Increasing prescription drug costs
When the Bush Administration designed Part D they claimed that competition
among private drug plans would lower drug prices. Research shows this is not
happening. While premiums are likely to remain fairly stable in 2007, prices
for the top 20 drugs most frequently used by seniors have gone up since Part
D started in January 2006, some as much as four times the rate of inflation,
(FamiliesUSA, AARP). Part D drugs are consistently more expensive than those
offered through the Veterans Administration or Medicaid – both cases in
which the government negotiates for lower prices. Drugs offered through Part
D also cost more than the same drugs sold in Canada, the United Kingdom or France.

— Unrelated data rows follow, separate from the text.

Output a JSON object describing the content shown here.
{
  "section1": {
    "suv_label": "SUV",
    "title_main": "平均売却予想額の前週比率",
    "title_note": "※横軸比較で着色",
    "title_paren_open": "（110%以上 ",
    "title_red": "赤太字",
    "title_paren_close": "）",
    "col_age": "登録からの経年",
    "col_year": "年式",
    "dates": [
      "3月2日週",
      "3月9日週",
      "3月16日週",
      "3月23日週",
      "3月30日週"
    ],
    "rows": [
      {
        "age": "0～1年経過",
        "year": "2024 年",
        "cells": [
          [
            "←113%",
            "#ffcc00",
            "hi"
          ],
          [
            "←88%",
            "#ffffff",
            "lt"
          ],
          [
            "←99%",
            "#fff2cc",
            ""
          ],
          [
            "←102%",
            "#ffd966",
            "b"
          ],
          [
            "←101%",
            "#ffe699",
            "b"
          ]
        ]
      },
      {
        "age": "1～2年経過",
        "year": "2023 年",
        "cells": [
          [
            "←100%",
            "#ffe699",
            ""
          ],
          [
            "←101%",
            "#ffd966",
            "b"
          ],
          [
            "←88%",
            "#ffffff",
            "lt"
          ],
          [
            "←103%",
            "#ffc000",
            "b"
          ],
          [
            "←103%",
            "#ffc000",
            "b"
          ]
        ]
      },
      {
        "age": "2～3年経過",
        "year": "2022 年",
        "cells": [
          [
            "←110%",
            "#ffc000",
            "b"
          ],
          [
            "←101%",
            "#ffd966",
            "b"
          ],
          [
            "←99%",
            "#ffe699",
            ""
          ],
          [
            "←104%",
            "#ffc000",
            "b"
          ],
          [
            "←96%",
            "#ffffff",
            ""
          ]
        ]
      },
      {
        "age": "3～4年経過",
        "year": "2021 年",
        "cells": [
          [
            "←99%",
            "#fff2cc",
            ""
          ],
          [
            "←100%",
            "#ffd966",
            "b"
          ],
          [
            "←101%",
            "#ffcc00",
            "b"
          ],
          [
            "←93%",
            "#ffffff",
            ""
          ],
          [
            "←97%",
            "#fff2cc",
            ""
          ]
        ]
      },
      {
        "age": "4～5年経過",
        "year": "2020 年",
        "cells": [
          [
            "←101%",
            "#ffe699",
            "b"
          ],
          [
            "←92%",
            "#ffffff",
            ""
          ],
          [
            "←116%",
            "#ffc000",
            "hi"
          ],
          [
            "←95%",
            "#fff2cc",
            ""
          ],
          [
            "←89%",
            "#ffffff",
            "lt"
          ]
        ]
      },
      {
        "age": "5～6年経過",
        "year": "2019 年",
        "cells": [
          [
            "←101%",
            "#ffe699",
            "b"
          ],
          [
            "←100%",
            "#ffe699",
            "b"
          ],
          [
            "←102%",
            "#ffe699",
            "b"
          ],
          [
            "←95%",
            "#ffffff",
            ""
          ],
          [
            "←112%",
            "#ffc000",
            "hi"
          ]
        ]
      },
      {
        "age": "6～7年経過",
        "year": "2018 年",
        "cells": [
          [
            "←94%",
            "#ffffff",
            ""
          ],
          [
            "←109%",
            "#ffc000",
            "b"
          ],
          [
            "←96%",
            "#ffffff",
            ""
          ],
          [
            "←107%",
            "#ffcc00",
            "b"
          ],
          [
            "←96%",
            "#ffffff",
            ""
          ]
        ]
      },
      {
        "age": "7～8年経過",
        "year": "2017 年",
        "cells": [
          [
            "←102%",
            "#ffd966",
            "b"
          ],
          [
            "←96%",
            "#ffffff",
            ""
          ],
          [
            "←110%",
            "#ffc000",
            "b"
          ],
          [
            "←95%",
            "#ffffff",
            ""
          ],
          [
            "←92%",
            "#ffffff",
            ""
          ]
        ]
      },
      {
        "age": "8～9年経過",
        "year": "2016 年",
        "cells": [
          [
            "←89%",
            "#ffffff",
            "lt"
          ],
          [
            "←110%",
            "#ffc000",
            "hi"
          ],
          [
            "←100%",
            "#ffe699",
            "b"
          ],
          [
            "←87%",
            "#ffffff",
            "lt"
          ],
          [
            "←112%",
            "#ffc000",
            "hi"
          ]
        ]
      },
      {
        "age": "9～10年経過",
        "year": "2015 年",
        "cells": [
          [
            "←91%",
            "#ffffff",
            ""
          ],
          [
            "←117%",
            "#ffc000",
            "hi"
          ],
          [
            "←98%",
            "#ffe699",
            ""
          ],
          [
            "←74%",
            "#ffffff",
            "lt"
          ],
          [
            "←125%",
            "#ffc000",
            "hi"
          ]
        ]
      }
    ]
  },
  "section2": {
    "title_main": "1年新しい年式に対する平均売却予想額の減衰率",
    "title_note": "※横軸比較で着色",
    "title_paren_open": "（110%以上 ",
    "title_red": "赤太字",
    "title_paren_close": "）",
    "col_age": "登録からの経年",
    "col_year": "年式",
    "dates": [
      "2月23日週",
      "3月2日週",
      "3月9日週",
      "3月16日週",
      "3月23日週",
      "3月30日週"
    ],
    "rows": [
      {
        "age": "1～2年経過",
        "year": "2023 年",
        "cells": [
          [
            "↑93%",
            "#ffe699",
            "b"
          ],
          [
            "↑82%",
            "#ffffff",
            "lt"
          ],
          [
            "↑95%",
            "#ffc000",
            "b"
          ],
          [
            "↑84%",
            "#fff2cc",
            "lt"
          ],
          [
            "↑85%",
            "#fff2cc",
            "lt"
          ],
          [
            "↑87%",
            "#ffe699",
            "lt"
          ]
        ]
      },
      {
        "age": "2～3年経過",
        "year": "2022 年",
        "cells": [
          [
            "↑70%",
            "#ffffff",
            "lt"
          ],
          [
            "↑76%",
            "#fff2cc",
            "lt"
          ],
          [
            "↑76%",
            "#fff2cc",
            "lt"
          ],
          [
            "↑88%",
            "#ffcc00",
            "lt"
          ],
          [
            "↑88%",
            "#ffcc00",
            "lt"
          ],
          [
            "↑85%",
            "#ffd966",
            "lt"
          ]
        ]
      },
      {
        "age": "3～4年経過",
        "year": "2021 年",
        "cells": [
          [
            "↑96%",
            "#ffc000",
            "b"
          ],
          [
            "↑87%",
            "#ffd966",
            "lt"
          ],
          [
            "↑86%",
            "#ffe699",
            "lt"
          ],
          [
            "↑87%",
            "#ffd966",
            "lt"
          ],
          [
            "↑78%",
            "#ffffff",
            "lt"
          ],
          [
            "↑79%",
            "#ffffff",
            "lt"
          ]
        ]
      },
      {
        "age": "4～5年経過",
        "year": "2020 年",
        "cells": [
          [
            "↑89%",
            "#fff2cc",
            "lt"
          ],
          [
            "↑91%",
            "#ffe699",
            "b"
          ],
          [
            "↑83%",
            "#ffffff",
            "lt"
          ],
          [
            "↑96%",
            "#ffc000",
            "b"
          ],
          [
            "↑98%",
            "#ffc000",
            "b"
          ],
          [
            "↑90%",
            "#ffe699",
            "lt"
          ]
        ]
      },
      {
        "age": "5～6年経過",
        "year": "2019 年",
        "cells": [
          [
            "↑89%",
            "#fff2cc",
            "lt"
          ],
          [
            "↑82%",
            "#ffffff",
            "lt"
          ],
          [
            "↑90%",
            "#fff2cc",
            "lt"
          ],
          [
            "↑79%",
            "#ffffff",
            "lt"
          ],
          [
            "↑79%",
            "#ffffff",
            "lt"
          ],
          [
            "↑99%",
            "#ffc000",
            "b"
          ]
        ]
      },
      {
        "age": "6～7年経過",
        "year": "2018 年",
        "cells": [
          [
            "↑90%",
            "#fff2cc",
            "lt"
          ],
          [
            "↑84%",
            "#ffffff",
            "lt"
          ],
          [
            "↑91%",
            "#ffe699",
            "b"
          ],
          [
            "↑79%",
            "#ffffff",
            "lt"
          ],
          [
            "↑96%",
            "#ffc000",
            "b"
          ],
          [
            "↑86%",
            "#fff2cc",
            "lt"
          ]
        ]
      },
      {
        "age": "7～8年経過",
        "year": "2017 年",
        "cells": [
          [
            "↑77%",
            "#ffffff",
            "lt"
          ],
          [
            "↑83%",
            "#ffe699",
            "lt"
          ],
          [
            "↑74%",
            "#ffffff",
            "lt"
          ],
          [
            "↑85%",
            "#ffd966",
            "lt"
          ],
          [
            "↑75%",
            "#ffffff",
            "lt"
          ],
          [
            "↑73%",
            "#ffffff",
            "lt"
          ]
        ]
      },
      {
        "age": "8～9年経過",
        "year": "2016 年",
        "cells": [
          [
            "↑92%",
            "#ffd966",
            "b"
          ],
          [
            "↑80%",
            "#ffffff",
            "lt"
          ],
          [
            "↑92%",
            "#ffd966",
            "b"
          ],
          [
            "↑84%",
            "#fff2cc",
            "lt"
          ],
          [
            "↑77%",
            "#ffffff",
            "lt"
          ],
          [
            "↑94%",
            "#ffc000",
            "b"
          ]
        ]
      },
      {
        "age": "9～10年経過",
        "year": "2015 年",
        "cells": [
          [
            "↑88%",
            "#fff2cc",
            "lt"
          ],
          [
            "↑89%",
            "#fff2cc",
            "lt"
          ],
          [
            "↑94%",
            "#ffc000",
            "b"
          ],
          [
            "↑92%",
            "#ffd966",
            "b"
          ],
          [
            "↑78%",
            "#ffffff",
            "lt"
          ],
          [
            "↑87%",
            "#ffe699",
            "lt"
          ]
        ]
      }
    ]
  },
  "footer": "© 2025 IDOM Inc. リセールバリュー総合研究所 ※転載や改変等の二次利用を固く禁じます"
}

According to a FamiliesUSA study, if Part D plans paid the same prices for prescription
drugs that the Veterans Administration pays, enough money would be saved to
eliminate the coverage gap. The prohibition on price negotiation has resulted
in soaring drug company profits as increased numbers of seniors purchase more
drugs at inflated prices. For example, it is estimated that drug companies are
receiving a $2 billion windfall in 2006 alone because dual eligibles are no
longer receiving drugs through Medicaid, which negotiates for price rebates
and discounts, but rather are covered by Medicare Part D.
National Committee Position
Allow seniors to get prescription drugs directly from Medicare while
requiring Medicare to negotiate the lowest prices for seniors, as is the case
with the Veterans Administration. Providing a prescription drug benefit
through the traditional Medicare program would reduce confusion for beneficiaries,
providing them with a plan which provides simple, cost-effective coverage and
affordable drugs. Requiring the government to negotiate drug prices and eliminating
subsidies that are now going to pay private insurance companies’ administration,
marketing and profits could eliminate the doughnut hole in the current Medicare
Part D prescription drug benefit.
The National Committee also supports interim steps to help Medicare beneficiaries
who find themselves in the coverage gap such as:
-
Waiving premiums for any month a senior is in the doughnut hole and not
receiving Medicare prescription drug coverage;
-
Counting all prescription drug expenses incurred in the doughnut hole toward
the amount needed to reach catastrophic coverage; and
-
Liberalizing the asset test so more people are eligible for extra help
and not subject to the coverage gap.